Great idea. If you have local access and it adds value in the minds of consumers, it makes perfect sense.

Warren Thayer
Guest
14 years 13 days ago

Good idea that should resonate with the Weis shopper. But I have to add a personal aside on this “buying local.” I grew up on a dairy farm, and whenever one of our cows was done as a milker and took “the long walk,” I was very upset. I’d go vegetarian for a week for fear of eating my old friend. My Dad would tell me that all the cows were shipped far away, so there was no danger. But I wouldn’t eat any meat unless I could somehow be assured it came from a farm far, far away. I sure didn’t want any part of buying local, for my own reasons!

Anne Howe
Guest
14 years 13 days ago

Local meat options are a wonderful thing. My trips to the farmer’s market, even in the winter, include a stop at the Otto’s chicken trailer, which rolls in from the Irish Hills area in lower Michigan (50 miles from the market) with organic grain-fed chicken that is out of this world in flavor. It’s a treat to eat and only slightly more expensive. It is the only chicken we will buy. Sorry Tyson and Perdue.

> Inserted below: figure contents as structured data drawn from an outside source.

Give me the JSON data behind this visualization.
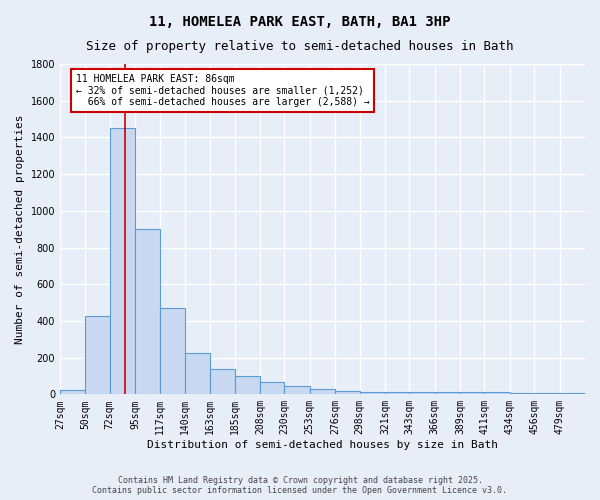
{
  "title": "11, HOMELEA PARK EAST, BATH, BA1 3HP",
  "subtitle": "Size of property relative to semi-detached houses in Bath",
  "xlabel": "Distribution of semi-detached houses by size in Bath",
  "ylabel": "Number of semi-detached properties",
  "bar_labels": [
    "27sqm",
    "50sqm",
    "72sqm",
    "95sqm",
    "117sqm",
    "140sqm",
    "163sqm",
    "185sqm",
    "208sqm",
    "230sqm",
    "253sqm",
    "276sqm",
    "298sqm",
    "321sqm",
    "343sqm",
    "366sqm",
    "389sqm",
    "411sqm",
    "434sqm",
    "456sqm",
    "479sqm"
  ],
  "bar_values": [
    25,
    425,
    1450,
    900,
    470,
    225,
    140,
    100,
    65,
    45,
    30,
    20,
    15,
    15,
    12,
    10,
    10,
    10,
    5,
    5,
    5
  ],
  "bin_edges": [
    27,
    50,
    72,
    95,
    117,
    140,
    163,
    185,
    208,
    230,
    253,
    276,
    298,
    321,
    343,
    366,
    389,
    411,
    434,
    456,
    479,
    502
  ],
  "bar_color": "#c8d8f0",
  "bar_edge_color": "#5b9bd5",
  "property_line_x": 86,
  "annotation_line1": "11 HOMELEA PARK EAST: 86sqm",
  "annotation_line2": "← 32% of semi-detached houses are smaller (1,252)",
  "annotation_line3": "  66% of semi-detached houses are larger (2,588) →",
  "annotation_box_color": "#ffffff",
  "annotation_box_edge": "#cc0000",
  "ylim": [
    0,
    1800
  ],
  "yticks": [
    0,
    200,
    400,
    600,
    800,
    1000,
    1200,
    1400,
    1600,
    1800
  ],
  "bg_color": "#e8eef8",
  "grid_color": "#ffffff",
  "footer_line1": "Contains HM Land Registry data © Crown copyright and database right 2025.",
  "footer_line2": "Contains public sector information licensed under the Open Government Licence v3.0.",
  "title_fontsize": 10,
  "subtitle_fontsize": 9,
  "axis_label_fontsize": 8,
  "tick_fontsize": 7,
  "annotation_fontsize": 7,
  "footer_fontsize": 6
}
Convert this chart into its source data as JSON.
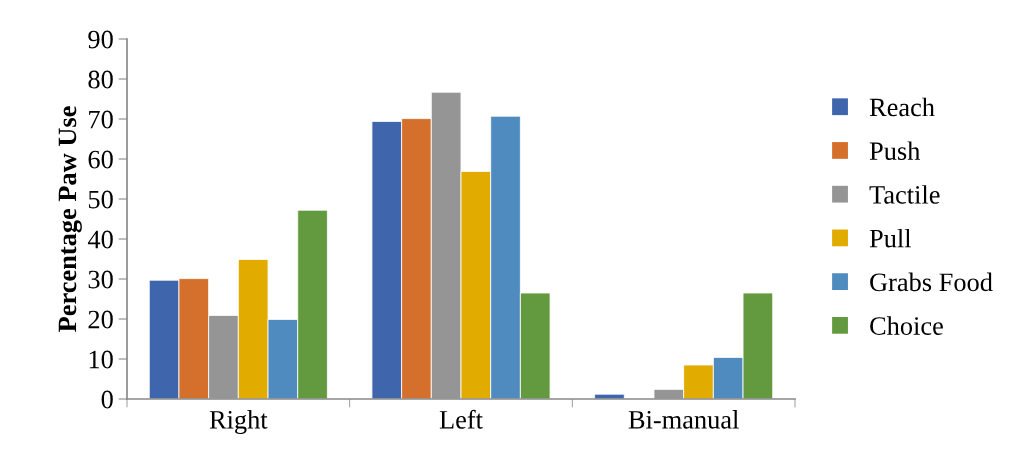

Buying this at Meijer or Kroger would be convenient, and if it’s good for Otto’s business that’s good for me. I would probably eat it more often if I could pick it up on the way home from work. Go Local and support your home state whenever possible!

Mark Lilien
Guest
14 years 11 days ago

Weis got good publicity for its Pennsylvania beef. If a competitor sells beef for 10 cents less, Weis won’t find it easy to compete if the quality is the same. Most supermarket shoppers are value-driven. The majority won’t pay more for the same quality, and Weis’ audience is the broad middle, not a select minority, like Whole Foods’ audience.